Parker’s other wife, Wec-Keah, was the daughter of Penateka Comanche subchief Yellow Bear. Although she was already married to another warrior, she and Parker eloped, taking several other warriors with them. Eventually Parker made peace with Yellow Bear and the two bands united, forming the largest Comanche force.


Over the years, Parker married six more wives: Chony, Mah-Chetta-Wookey, Ah-Uh-Wuth-Takum, Coby, Toe-Pay, and Tonarcy. His family was rounded out with twenty-five children (some of whom were adopted).


Another aspect of white culture Parker rejected was traditional Protestant Christianity. Instead, he founded his own church and religious practice: the Native American Church (NAC), which included ritual peyote. Parker taught that the sacred peyote medicine was the sacrament given to the Indian peoples and should be used with water when taking the NAC communion. He had adopted the peyote ritual after suffering a bull goring during a visit to his Uncle John Parker’s home. To fight an onset of severe fever, a Mexican curandera was summoned and she healed him with a preparation of fresh peyote tea.

Quanah Parker

In 1902, he was elected deputy sheriff of Lawton. It seems there was nothing this man didn’t do! In addition to his many other duties, Parker was something of a diplomat as well. He extended hospitality to many influential people, both Native-American and European-American. For instance, after appearing in President Theodore Roosevelt‘s 1905 inauguration parade, he later hosted Roosevelt at the Star House. They enjoyed a wolf hunting trip with Burnett near Frederick, Oklahoma.

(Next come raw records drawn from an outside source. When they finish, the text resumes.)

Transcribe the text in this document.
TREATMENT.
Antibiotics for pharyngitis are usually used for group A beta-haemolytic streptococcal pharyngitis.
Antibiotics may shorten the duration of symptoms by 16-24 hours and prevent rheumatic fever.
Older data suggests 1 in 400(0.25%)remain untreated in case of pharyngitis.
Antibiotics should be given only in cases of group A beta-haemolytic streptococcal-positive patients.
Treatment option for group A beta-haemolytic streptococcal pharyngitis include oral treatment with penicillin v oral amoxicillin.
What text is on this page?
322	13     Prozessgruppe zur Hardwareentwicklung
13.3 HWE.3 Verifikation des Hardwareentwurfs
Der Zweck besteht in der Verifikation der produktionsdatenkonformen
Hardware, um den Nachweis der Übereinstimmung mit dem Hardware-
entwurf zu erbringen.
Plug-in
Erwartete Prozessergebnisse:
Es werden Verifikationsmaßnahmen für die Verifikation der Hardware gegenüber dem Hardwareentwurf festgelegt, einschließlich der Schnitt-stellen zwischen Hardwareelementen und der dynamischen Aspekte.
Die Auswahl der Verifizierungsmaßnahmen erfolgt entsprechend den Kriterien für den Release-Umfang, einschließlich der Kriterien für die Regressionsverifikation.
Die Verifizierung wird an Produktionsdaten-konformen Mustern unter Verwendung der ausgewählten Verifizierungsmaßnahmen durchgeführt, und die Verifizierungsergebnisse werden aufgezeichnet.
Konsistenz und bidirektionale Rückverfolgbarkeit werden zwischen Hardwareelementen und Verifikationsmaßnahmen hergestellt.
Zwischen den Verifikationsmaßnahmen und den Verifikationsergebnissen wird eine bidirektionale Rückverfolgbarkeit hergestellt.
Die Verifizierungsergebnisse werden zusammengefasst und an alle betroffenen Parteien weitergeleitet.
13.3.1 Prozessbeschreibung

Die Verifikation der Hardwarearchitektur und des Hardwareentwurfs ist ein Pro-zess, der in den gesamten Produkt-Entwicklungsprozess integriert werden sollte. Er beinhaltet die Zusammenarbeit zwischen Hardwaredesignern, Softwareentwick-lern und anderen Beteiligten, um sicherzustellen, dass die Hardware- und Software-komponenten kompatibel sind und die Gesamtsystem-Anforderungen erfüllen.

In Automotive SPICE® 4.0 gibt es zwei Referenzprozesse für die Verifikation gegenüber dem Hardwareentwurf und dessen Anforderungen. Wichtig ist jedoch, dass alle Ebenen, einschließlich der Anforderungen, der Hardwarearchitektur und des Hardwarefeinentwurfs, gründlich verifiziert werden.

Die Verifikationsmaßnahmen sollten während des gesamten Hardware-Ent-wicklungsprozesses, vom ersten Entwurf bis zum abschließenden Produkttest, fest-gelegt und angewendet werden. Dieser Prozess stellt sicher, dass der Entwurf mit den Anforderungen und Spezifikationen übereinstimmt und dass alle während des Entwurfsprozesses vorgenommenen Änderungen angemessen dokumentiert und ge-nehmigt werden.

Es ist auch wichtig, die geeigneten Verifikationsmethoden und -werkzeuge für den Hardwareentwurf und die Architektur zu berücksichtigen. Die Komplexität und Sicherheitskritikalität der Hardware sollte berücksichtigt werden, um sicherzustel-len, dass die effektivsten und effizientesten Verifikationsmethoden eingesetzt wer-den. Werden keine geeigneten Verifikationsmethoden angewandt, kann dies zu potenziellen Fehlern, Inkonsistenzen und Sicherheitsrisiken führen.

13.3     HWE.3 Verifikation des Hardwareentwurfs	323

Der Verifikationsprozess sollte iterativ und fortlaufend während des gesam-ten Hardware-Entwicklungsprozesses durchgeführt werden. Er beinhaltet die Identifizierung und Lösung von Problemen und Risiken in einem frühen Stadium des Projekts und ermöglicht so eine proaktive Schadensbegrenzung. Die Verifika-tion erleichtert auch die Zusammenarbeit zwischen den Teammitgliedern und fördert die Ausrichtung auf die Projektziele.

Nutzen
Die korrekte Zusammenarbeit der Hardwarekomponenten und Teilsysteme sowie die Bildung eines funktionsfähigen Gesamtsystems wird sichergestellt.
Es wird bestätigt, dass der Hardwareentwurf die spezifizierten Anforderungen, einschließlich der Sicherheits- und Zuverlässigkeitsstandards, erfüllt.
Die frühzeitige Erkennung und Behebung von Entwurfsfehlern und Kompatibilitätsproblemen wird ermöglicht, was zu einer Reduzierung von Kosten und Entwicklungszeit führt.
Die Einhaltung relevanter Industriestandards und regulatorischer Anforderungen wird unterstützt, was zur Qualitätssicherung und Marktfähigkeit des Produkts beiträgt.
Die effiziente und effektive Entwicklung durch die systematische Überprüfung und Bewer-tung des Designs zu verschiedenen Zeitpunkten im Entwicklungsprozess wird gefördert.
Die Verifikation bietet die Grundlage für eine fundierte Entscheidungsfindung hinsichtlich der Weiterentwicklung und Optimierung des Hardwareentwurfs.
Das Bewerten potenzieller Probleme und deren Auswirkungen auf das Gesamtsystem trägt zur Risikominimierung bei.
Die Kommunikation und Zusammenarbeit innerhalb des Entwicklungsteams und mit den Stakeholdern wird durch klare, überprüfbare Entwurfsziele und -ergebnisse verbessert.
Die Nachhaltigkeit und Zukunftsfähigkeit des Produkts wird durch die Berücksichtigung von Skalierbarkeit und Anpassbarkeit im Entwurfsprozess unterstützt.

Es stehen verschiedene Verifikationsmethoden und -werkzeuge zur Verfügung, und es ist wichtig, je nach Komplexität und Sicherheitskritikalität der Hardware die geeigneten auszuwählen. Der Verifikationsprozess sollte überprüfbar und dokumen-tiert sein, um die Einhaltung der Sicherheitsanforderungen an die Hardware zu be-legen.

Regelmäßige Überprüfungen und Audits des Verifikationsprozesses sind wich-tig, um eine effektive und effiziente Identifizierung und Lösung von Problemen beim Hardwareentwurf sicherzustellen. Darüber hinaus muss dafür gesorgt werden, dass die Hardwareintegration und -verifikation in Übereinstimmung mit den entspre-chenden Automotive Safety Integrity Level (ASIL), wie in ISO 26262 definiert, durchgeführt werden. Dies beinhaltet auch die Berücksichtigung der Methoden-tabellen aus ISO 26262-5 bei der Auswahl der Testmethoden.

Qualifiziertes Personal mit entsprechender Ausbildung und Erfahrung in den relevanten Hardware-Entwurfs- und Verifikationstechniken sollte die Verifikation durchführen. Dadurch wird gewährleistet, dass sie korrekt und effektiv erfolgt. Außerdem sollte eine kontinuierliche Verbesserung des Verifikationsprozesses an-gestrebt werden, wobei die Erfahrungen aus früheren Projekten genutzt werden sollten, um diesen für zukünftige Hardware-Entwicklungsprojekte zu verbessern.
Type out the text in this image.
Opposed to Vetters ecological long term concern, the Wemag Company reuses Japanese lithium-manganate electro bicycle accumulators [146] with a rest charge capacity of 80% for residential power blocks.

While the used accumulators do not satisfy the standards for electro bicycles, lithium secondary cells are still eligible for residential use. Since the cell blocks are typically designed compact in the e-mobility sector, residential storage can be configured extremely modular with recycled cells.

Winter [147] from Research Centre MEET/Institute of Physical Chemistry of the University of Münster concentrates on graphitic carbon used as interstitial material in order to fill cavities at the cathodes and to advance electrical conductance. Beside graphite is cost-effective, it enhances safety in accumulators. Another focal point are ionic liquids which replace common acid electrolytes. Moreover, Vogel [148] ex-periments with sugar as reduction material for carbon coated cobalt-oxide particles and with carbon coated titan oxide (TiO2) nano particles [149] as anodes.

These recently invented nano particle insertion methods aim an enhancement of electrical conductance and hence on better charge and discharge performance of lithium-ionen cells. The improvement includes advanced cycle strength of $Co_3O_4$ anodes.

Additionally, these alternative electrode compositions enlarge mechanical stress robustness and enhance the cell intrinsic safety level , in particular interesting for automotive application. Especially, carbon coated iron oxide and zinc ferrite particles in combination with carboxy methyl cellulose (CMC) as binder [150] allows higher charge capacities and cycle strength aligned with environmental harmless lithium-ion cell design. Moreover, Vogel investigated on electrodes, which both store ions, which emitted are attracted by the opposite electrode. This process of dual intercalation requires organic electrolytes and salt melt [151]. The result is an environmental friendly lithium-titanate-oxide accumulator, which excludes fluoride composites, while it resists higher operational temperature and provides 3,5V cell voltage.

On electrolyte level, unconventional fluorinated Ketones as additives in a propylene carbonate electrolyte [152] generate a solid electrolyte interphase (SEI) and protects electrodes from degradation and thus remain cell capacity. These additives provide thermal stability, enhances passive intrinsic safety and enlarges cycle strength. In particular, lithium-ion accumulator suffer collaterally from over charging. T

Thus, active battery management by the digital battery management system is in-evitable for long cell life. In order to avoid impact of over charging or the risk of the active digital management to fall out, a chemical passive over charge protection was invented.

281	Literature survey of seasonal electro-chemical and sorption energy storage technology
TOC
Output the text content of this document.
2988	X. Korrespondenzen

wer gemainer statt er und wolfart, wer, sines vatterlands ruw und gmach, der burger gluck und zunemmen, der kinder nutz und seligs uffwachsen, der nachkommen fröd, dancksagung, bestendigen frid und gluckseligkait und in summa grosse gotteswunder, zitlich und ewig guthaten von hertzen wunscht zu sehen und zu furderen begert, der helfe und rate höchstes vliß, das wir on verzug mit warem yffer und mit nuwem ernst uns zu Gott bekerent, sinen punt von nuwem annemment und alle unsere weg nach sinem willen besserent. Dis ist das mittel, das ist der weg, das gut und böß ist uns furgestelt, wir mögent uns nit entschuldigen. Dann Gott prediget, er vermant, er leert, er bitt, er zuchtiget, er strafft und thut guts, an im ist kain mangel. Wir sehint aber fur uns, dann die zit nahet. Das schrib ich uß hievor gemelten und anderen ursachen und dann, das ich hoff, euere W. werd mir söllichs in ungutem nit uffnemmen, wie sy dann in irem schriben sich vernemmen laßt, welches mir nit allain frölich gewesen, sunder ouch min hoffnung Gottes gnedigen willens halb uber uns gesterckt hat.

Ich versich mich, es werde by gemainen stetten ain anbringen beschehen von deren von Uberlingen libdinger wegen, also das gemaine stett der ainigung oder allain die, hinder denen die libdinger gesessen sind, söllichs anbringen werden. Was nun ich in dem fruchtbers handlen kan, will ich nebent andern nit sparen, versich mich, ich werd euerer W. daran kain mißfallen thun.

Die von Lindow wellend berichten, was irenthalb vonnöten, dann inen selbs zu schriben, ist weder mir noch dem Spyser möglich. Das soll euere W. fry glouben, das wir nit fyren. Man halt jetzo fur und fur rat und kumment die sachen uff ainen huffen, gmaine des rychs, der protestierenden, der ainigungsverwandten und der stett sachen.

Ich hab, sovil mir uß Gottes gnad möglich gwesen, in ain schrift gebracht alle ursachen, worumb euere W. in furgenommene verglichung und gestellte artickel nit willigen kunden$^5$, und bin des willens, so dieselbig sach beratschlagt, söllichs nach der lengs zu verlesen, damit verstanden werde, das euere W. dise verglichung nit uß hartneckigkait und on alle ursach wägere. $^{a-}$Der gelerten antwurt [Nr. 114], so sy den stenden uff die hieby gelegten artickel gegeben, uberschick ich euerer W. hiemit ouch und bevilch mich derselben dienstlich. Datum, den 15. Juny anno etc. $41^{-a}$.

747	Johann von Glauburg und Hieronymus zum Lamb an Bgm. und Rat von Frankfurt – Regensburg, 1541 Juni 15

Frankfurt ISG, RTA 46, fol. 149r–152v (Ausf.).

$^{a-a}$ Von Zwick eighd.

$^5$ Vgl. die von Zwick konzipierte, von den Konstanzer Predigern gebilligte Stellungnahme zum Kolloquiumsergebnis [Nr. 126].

During the hunt, Roosevelt and Parker discussed allowing the tribe to retain ownership of the 400,000 acres that the government planned to sell off to homesteaders—a negotiation he eventually lost. Also, Parker asked Roosevelt for help combating unemployment among his people and later received a letter from the President stating his own concern about the issue. I don’t have time and space here to get into Roosevelt, but his attitudes towards the Indians were conflicted at best. After all, he was a politician. But in my limited research on Roosevelt, it seems little was done about the unemployment issue. However, the wolf hunt was believed to be the catalyst for Roosevelt creating the Wichita Mountains Wildlife Refuge.


Quanah Parker died on February 23, 1911, aged 66, at Star House and was buried at Post Oak Mission Cemetery near Cache, Oklahoma. With his death, the leadership title of Chief was replaced with Chairman. Therefore, Quanah Parker is described as the “Last Chief of the Comanche.” In 1957, his remains, along with his mother and sister, were moved to Post Cemetery at Fort Sill, Oklahoma.

Quanah Parker gravesite

Although praised by many in his tribe as a preserver of their culture, Parker also had critics. Some claimed that he “sold out to the white man” by adapting, becoming a rancher, and dressing and living in what some have viewed as a European-American style.

Though Parker did adopt some European-American ways, he always wore his hair long and in braids, refused to follow U.S. marriage laws, engaged in polygamous marriage practices, and rejected the traditional Christian religion.


So, it seems, as with all great men who lead and serve in the public eye, Quanah Parker was no different: He was complex, charismatic, and a target for both admirers and critics. He was a skilled and brave warrior, leader, and was a savvy business man and politician. He made decisions that, at the time, and in his wisdom and determination, seemed to be the most beneficial to him and his family and people. It’s easy for modern people with the knowledge of outcomes to look back and condemn the decisions and behaviors of historical figures, to sit back and say “could have,” “should have,” and “would have.” It’s possible, if Quanah Parker could’ve seen into the future, he might’ve made different choices—or maybe he wouldn’t have.